Based on my brief research, two mobile product concepts emerged as high-impact opportunities to address scheduling inefficiencies in the health and beauty industry. The first leverages artificial intelligence to automatically optimize calendar organization based on historical appointment data, reducing the manual workload that currently costs owners time and money. The second focuses on giving owners granular control over when and how services can be booked, eliminating the clunky workarounds they currently employ to manage time-restricted offerings. Together, these concepts address a severe lack of customizability and automation by empowering users with flexible tools that adapt to unique business models. The cumulative result is improved calendar utilization, maximized revenue and a higher quality customer experience.
This intelligent assistant is a self-improving agent, built on a predictive model, that gets smarter with every appointment. It learns from customer appointment history and proactively suggests schedule changes based on aesthetic qualities, past service times and satisfaction. Additionally, it automatically builds and refines customer profiles to automate recurring customer time allocation. As a result, business owners are freed from tedious manual work that consumes valuable time and inefficient calendar organization that results in lost revenue.

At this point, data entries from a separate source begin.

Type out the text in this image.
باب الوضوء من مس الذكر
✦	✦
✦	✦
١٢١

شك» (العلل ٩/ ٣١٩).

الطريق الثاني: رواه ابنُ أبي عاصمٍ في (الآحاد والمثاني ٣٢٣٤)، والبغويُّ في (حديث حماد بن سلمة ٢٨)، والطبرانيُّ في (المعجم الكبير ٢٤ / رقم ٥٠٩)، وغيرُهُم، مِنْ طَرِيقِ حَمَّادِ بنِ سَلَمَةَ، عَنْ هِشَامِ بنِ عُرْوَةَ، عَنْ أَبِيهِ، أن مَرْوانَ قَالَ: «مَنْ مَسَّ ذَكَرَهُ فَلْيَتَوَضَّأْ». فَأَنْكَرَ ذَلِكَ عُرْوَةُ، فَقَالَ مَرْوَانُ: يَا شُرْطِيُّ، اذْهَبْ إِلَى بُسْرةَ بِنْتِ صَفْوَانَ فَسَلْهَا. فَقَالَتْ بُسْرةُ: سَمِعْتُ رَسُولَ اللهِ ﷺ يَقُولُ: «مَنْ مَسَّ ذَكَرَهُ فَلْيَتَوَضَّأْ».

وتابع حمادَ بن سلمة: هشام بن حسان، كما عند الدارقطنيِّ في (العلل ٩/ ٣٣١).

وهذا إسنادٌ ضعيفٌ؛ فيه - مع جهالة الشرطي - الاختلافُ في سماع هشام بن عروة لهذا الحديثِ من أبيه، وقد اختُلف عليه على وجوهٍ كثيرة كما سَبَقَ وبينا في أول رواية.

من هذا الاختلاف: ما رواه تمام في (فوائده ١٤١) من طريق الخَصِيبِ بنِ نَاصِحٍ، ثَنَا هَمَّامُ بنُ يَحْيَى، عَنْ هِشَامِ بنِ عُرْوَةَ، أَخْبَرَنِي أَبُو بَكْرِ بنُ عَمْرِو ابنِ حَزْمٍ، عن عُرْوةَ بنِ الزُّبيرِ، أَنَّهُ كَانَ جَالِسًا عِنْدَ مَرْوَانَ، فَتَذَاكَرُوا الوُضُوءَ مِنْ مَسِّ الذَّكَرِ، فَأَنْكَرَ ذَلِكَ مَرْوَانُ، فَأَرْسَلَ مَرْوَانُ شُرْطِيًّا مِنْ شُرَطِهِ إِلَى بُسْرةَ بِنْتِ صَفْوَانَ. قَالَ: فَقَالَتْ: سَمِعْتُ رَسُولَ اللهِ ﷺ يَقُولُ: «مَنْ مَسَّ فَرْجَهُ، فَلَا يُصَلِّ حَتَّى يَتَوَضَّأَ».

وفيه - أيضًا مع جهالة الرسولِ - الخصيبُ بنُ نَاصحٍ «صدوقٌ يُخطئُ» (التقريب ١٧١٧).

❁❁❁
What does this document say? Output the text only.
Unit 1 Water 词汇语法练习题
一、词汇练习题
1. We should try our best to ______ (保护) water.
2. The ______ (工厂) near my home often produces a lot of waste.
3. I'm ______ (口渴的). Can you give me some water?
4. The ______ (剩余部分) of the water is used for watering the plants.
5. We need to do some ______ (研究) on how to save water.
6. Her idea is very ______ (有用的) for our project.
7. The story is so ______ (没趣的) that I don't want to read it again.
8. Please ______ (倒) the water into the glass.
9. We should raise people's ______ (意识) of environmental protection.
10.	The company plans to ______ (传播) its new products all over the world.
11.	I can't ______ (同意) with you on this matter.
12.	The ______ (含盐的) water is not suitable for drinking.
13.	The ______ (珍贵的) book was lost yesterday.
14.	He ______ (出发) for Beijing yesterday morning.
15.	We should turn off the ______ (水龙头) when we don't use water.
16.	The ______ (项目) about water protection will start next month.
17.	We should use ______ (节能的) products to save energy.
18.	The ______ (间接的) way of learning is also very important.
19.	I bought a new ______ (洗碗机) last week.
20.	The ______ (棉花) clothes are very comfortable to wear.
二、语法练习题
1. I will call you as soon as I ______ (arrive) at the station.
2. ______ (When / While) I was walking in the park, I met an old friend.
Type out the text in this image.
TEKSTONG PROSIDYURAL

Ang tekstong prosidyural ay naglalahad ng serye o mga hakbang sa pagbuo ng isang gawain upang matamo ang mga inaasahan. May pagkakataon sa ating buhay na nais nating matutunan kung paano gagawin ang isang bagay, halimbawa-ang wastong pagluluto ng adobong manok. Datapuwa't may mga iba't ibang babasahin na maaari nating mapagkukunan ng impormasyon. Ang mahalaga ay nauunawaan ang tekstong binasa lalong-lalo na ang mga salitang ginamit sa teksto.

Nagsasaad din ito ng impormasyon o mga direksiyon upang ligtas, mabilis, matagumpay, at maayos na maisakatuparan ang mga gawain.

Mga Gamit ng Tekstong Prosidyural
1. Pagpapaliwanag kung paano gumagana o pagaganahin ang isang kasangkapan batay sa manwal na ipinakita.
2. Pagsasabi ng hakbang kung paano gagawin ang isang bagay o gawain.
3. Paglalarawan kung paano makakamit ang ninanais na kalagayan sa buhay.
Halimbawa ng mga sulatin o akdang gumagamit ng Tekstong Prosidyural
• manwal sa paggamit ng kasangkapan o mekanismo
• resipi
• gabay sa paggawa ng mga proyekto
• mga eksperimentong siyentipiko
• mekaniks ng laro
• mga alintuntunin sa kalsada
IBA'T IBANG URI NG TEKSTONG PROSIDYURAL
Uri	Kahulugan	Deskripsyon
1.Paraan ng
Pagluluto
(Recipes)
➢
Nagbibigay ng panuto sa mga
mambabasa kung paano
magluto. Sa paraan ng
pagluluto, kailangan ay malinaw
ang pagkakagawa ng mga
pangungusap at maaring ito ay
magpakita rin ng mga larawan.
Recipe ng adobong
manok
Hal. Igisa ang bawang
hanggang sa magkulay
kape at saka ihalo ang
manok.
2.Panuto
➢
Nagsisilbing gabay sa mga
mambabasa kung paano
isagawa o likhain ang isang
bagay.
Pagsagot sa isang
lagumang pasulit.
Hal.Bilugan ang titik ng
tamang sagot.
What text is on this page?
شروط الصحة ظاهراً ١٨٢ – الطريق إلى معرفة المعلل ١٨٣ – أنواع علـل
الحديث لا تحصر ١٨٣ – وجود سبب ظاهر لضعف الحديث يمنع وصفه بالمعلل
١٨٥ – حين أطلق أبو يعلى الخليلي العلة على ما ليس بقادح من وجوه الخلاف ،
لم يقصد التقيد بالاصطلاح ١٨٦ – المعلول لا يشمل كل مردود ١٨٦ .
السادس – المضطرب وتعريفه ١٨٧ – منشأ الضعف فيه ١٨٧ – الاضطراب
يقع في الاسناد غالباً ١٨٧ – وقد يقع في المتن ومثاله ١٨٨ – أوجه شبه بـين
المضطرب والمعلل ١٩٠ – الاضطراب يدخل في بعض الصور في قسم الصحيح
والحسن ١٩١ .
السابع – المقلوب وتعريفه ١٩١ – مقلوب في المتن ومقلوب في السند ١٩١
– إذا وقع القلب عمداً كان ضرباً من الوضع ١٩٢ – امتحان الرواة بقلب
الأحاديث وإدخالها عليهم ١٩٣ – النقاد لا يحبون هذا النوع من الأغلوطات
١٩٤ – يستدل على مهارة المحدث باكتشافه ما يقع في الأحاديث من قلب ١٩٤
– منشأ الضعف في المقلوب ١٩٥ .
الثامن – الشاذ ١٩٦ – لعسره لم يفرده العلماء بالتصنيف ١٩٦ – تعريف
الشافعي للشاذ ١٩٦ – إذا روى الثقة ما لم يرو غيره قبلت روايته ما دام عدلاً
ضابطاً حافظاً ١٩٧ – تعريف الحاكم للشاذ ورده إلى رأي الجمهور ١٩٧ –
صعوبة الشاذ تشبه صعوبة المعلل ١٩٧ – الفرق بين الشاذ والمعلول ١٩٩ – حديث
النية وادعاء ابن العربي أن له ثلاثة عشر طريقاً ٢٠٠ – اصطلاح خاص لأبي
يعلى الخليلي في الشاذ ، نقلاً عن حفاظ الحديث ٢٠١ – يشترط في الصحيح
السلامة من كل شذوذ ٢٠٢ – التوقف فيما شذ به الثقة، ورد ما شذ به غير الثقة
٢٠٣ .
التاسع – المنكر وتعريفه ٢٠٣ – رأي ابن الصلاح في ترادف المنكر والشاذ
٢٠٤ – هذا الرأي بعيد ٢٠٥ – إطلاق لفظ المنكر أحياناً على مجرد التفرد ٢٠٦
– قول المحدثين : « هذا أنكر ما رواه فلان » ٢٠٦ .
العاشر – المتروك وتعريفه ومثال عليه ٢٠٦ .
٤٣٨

This visual management system allows owners to define clear boundaries for when certain beauty services can be booked. For example, a spa owner can designate 2-6PM on Fridays as an exclusive block only for spray tans. Related customers will only be able to select from this window when scheduling an appointment. Stronger control over calendar organization and equipment availability prevents costly scheduling errors and reduces the need for manual workarounds. Say goodbye to maintaining separate calendars!
This project is a great example of how powerful and ubiquitous user feedback is. It's how all product development cycles should be driven and it's waiting to be tapped like a lithium deposit. It's not rocket science either. I was able to source an impressive mix of suggestions with a limited time frame, an unstructured set of questions and non-existent employee reputation (subject to change). All it took was an even mix of grit, ingenuity and help from a good friend Claude. There's no excuse!
Moving forward, I'd like to gather further insights by spending time in the field with health and beauty business owners. This would involve deeper observation and testing with design prototypes of the concepts created to further validate their accuracy and value. Additionally, user feedback contained a recurring theme that I found quite concerning. Many shared it was a challenge to communicate any feedback effectively and, if received, a response by way of product changes almost never occurred. I understand this is a monumental challenge with Squares global, scaled platform. There is a cacophony of voices coming in from every direction. Regardless, the future success of Square and this future-driven APM program will continue to ride on how close the company can be to its users.